Off duty, Thompson entertained family and friends by playing classical piano, which his mother, Harriette, taught him as a child. His musical ability was called out with hyperbolic flourish by a Courier-Post columnist in 1939: “Marshall Thompson, one of Camden’s finest, is a talented pianist. He never took a music lesson.”
Thompson’s innate tenacity made him the perfect choice to look for Sally Horner and Frank La Salle. Over the course of his investigation Thompson learned much about Sally’s abductor, from his choice of haircut to the “quantity of sugar and cream he desired when drinking coffee.” He chased every lead and followed up on every tip. One phone call came in to say La Salle was holed up in a house on Trenton Avenue and Washington Street in downtown Camden. A state police teletype arrived placing La Salle at a residence on Third and Sumner Avenue in Florence, the same town where Sally lived as a little girl. Neither tip panned out.
Once Thompson was on the case full-time, he let it dictate his entire waking life. He got in touch, in person and by telephone, with the FBI; state and city police at Columbus, Newton, Riverton, and Langhorne, Pennsylvania; state parole offices at Trenton and Camden; detective divisions in Philadelphia; and the Trenton post office. Several months into Sally’s disappearance, Thompson received reports of La Salle being spotted in Philadelphia, northern New Jersey, South Jersey Shore resorts, and at a restaurant in Haddonfield, observed by a waitress working there. He followed each lead to no avail.
Thompson also cast his net farther and deeper in the surrounding states. He checked in regularly with state and city police in Absecon, Pleasantville, Maple Shade, Newark, Orange, and Paterson, New Jersey; parole offices in Atlantic City and the state prison farm in Leesburg; and the Compensation Bureau in Trenton, in case La Salle drew or cashed a paycheck in the state.
There were periods where he worked twenty-four hours or more without taking a break. Finding Sally Horner was more important than sleep. Thompson tracked down La Salle’s first wife in Portland, Maine, but she knew nothing of his whereabouts. The detective also contacted La Salle’s second wife, now living in Delaware Township with her daughter, her new husband, and their baby son. The woman gave Thompson an earful about her wayward, criminal ex-husband’s habits and history, including the dramatic beginning of their marriage and its equally explosive end.

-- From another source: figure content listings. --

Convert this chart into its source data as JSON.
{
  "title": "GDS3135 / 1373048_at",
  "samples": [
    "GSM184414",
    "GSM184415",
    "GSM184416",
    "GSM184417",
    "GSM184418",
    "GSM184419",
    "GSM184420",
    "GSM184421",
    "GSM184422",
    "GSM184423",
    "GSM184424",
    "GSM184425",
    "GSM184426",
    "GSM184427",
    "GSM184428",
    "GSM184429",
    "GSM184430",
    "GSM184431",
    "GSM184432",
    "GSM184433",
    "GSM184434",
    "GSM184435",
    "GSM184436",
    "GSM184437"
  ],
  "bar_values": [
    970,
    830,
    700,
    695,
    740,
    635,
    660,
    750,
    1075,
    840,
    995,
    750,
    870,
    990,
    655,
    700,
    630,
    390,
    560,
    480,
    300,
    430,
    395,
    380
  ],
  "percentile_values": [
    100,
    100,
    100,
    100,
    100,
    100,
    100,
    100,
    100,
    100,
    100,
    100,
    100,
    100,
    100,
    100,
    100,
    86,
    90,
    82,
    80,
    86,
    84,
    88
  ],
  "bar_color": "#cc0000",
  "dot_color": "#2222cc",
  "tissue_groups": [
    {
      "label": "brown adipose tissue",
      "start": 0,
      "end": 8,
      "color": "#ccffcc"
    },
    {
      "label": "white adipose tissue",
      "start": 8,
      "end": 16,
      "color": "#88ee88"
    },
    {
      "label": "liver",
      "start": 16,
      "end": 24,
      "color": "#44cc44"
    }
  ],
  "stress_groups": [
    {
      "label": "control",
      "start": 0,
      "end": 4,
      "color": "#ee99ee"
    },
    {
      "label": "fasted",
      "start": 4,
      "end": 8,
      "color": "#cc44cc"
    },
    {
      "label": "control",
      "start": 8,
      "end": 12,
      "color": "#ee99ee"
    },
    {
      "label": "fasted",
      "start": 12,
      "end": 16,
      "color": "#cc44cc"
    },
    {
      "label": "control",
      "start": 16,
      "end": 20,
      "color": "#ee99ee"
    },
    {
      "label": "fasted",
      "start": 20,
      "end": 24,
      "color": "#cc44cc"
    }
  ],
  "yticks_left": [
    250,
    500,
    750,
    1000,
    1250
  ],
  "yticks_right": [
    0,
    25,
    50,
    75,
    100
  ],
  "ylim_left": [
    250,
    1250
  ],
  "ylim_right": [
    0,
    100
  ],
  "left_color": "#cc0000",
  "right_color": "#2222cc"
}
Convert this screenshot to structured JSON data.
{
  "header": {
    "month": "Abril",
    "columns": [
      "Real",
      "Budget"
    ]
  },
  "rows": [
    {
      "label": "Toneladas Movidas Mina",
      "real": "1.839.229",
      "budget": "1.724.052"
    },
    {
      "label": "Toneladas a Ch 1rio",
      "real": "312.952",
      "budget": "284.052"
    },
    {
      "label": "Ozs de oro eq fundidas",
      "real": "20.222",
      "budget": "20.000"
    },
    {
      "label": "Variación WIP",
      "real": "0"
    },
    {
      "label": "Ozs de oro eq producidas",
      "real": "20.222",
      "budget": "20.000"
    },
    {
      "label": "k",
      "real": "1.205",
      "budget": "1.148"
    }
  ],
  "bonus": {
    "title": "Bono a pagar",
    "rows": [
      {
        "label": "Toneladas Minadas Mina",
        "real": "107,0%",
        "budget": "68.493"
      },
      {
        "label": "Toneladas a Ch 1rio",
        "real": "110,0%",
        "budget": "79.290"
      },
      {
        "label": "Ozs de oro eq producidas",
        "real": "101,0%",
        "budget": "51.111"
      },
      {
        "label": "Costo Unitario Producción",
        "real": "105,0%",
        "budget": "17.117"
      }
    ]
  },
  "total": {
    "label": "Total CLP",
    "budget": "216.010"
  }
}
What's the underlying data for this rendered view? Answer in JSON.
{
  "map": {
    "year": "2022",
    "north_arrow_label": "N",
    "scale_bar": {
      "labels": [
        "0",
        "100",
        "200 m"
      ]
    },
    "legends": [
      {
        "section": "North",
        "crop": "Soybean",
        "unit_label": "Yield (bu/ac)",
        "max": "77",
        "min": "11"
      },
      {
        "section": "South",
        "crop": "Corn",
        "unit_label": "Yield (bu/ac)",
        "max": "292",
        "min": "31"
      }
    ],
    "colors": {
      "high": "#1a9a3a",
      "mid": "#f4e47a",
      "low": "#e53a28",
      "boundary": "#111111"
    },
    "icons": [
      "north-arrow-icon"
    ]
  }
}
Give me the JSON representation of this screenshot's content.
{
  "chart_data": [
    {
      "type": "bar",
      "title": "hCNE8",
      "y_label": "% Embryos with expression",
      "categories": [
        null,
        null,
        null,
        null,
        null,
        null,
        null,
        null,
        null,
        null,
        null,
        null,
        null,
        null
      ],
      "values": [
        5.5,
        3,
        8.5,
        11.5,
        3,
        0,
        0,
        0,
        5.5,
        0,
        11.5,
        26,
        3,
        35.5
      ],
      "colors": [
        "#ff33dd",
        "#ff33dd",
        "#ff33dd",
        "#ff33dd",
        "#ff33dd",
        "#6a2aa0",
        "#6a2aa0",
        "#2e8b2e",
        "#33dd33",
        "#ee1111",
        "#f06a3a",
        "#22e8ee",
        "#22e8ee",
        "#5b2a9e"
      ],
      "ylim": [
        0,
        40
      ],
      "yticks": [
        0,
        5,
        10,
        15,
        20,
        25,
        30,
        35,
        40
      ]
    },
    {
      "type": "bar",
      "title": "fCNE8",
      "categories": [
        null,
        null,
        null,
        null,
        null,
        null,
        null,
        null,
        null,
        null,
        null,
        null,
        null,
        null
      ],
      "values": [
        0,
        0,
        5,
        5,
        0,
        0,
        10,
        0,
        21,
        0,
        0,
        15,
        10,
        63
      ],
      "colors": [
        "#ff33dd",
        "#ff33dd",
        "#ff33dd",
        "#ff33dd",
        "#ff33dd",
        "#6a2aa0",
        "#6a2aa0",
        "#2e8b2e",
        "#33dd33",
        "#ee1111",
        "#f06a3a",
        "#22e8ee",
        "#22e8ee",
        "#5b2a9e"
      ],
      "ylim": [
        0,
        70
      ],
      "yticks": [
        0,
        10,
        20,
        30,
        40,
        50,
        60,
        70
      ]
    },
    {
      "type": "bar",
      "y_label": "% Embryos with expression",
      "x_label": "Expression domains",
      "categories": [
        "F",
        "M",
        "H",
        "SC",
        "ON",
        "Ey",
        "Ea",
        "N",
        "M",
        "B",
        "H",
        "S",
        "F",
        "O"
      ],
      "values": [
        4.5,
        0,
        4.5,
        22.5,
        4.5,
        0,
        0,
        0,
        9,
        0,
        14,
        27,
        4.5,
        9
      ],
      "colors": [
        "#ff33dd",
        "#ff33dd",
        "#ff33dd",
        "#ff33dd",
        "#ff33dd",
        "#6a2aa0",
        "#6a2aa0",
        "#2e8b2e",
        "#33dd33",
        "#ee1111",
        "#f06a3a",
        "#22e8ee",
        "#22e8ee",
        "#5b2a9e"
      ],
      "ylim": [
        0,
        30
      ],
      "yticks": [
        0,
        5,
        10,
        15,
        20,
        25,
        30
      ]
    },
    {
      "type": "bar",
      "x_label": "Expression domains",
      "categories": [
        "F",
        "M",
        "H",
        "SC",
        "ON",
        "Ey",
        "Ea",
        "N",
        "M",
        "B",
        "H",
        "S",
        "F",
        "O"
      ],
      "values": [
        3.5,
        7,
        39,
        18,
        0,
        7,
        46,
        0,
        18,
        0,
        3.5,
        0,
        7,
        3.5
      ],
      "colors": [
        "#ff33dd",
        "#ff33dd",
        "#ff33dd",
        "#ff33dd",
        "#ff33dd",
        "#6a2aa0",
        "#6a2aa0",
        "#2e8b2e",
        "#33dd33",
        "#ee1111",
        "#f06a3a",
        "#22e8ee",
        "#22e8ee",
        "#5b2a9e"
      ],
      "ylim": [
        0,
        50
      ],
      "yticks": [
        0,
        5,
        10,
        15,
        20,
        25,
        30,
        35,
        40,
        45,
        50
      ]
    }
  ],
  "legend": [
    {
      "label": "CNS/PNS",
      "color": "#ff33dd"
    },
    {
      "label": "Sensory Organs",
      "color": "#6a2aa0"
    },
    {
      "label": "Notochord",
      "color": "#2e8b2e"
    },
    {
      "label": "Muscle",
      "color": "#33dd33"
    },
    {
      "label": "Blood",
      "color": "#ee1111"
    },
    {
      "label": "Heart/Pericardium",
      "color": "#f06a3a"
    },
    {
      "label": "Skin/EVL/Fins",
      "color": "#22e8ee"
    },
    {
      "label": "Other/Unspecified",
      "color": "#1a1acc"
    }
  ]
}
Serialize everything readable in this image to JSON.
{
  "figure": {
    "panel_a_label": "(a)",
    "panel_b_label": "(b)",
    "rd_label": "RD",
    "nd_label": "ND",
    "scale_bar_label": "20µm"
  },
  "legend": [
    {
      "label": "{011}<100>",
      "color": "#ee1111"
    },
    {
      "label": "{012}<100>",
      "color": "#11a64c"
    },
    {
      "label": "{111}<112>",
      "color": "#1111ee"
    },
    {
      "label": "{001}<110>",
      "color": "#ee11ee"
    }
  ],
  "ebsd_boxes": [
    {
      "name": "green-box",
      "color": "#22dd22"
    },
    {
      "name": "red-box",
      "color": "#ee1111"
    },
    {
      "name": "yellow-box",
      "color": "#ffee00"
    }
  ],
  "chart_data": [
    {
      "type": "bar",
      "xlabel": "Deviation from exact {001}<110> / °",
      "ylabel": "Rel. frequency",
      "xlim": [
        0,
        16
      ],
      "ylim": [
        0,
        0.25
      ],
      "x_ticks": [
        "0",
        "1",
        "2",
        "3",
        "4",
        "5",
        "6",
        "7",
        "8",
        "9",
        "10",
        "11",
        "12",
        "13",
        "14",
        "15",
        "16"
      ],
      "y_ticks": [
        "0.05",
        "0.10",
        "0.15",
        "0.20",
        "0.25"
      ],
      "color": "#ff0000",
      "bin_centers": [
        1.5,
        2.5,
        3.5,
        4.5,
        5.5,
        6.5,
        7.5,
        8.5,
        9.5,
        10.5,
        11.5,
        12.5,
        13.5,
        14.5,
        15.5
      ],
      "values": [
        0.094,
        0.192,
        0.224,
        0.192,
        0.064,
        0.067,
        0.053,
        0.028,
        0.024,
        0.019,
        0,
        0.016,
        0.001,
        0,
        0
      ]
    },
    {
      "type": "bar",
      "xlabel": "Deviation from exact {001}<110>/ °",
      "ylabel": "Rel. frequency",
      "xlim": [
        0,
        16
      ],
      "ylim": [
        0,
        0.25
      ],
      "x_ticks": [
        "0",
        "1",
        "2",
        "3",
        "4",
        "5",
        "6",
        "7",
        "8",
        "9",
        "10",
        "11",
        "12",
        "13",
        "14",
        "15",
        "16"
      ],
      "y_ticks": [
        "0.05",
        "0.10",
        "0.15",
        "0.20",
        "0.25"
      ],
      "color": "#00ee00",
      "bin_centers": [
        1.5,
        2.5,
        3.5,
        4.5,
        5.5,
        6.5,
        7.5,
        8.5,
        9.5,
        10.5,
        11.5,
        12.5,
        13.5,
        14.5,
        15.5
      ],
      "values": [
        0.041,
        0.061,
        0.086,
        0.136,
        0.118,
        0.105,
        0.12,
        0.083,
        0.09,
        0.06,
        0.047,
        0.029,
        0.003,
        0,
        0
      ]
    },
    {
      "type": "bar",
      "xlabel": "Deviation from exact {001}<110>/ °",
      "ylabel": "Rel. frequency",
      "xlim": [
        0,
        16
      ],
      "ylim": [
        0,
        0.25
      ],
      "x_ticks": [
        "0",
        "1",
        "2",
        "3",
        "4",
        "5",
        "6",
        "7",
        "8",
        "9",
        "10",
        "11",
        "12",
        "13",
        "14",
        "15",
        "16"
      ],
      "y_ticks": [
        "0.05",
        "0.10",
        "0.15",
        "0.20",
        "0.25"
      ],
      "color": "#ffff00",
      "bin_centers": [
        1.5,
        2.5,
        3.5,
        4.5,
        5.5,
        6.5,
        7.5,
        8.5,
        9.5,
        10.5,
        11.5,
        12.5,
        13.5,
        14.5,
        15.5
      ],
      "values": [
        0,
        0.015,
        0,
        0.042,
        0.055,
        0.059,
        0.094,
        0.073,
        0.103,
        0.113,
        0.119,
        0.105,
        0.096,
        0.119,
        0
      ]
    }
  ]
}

Thompson used his holidays to travel for the case. On one six-day “vacation,” Thompson went to the Trenton State Fair. Each morning, he stood outside the entrance to the grounds, hoping that La Salle might turn up to apply for a job. Or perhaps he would bring Sally with him.
None of the leads amounted to anything. Nor did tips from numerous anonymous phone calls and letters. All had to be followed up on, but none yielded the answer Detective Marshall Thompson craved: the whereabouts of Sally Horner.
It was the nature of a detective’s job to get hopes up and have them crushed. So many of his colleagues believed the girl was dead. But not Thompson. He could not give up. He knew in his bones that he would, someday, find Sally alive and bring her back to Camden, to her mother, her family.
And that he would find Frank La Salle and see justice done.